HYSTERECTOMIES: Is this really the only ‘cure’ for heavy periods?

Staying on the subject of unnecessary procedures, half of all hysterectomies are due to heavy menstrual bleeding. Even many in medicine accept this is a very heavy-handed response to a problem that should be solved in a less traumatic way, but nobody seems to know what that should be.


Heavy menstrual bleeding, or menorrhagia, can end up as a self-fulfilling problem. Around 30 per cent of all women believe they have heavy menstrual bleeding each month, but only half of these actually lose so much blood that it’s considered by doctors to be a problem.


Nonetheless, some of these women will start receiving medical treatment – possibly because they feel the doctor should do something – even though there is no problem to resolve.
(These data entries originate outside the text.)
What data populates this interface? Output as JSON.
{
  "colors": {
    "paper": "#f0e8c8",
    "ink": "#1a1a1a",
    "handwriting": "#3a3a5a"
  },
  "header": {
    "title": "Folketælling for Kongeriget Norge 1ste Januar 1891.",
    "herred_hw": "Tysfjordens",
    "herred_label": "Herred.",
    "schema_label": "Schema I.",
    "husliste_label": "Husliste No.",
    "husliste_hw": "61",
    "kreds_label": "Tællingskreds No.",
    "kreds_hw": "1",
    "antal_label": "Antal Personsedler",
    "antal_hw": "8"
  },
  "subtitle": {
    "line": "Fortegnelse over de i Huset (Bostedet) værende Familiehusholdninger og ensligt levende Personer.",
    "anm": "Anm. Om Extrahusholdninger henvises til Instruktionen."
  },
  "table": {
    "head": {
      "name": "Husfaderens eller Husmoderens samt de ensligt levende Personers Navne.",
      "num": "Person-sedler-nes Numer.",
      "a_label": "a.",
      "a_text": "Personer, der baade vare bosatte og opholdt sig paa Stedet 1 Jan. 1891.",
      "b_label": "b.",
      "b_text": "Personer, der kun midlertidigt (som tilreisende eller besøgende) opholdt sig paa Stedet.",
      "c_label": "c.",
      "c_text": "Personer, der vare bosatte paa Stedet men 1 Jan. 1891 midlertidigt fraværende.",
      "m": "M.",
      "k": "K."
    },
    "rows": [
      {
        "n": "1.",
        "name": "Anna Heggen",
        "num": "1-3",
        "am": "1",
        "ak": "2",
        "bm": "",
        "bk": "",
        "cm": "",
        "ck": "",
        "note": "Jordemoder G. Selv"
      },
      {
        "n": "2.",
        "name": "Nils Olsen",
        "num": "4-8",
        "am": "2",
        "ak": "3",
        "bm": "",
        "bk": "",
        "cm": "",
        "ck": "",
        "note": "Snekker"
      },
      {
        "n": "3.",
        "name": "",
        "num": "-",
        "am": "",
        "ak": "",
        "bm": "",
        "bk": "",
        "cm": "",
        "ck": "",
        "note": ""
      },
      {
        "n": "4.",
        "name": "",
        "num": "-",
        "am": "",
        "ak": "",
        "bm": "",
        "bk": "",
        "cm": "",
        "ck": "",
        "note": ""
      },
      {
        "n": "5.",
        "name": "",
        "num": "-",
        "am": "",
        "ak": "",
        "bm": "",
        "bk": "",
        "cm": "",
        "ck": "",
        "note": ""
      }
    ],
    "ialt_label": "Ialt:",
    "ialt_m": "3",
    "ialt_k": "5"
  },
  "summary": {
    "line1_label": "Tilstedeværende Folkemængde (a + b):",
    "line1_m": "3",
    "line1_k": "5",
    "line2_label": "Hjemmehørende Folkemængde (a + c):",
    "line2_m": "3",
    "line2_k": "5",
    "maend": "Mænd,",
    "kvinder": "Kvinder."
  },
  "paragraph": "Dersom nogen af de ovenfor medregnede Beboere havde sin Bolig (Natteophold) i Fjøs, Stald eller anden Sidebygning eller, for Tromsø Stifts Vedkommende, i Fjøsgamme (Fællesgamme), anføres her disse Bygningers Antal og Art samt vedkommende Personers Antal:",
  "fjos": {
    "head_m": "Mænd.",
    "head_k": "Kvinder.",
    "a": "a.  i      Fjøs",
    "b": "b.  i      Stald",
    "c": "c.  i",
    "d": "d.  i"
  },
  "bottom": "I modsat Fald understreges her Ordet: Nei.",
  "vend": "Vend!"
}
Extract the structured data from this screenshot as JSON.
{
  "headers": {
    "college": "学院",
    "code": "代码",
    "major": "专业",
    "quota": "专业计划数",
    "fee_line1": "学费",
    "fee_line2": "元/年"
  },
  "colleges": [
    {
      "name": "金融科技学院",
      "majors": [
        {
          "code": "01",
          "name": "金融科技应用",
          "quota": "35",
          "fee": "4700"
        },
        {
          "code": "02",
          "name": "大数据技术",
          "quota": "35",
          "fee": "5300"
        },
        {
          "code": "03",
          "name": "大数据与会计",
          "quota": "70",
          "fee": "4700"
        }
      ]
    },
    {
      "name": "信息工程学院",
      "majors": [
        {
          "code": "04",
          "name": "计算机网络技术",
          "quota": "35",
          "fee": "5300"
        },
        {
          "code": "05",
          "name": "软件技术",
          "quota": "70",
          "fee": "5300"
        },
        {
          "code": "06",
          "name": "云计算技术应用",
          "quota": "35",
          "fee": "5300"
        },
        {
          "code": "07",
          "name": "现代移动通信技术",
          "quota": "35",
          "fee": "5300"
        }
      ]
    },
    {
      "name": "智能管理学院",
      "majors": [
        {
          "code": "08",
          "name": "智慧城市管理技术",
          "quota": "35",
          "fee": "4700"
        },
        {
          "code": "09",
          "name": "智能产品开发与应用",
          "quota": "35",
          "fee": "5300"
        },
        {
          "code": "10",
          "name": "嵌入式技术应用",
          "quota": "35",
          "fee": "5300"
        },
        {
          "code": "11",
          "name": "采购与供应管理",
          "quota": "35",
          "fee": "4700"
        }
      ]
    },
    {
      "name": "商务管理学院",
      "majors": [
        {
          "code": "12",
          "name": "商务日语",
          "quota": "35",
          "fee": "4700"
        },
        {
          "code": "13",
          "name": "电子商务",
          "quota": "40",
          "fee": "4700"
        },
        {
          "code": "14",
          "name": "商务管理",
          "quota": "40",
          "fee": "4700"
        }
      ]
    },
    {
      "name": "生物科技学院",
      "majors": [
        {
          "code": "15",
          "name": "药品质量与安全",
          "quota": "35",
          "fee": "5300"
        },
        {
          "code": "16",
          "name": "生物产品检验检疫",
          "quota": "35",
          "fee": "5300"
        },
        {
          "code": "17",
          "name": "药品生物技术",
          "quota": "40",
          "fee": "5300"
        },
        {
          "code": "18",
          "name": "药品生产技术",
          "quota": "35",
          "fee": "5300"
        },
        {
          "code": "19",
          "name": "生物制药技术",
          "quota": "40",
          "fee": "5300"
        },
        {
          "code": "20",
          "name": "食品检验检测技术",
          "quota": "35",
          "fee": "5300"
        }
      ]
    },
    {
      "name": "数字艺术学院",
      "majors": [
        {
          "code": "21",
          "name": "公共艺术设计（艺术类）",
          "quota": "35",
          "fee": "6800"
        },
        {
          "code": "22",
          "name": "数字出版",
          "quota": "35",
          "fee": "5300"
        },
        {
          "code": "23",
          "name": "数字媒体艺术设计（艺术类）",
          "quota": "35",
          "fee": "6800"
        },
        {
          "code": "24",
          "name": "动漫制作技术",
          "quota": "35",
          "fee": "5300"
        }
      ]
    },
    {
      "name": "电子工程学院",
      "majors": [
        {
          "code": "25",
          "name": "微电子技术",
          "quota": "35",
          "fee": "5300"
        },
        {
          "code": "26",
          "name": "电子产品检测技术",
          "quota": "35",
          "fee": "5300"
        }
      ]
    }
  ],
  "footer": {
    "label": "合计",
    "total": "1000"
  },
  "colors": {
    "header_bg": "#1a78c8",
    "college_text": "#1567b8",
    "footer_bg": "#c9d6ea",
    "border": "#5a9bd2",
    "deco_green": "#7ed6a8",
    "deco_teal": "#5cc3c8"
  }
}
Treatment often begins with drug therapy, such as an NSAID (non-steroidal, anti-inflammatory drug), an antifibrinolytic or hormone therapy.


If this therapy doesn’t help (and there’s always a chance that it won’t if there’s not a problem in the first place), then the doctor may suggest surgery, from a minor procedure such as first- and second-generation ablation methods to the dreaded hysterectomy.


Hysterectomy stops 90 per cent of all cases of heavy bleeding, but it comes with a very high price of serious, yet all-too-common, reactions and, more rarely, death.


Despite new guidelines being released to practitioners in the UK and New Zealand in the late 1990s, which urged doctors to use one of the less invasive ablation procedures, numbers of hysterectomies that have been performed since then have not fallen.


Yet it shouldn’t be like that. When researchers sent 100 clinics information about non-interventionist strategies for heavy menstrual bleeding, virtually none of the women who attended one of those clinics later went on to have a hysterectomy.


As we say, it doesn’t have to be that way.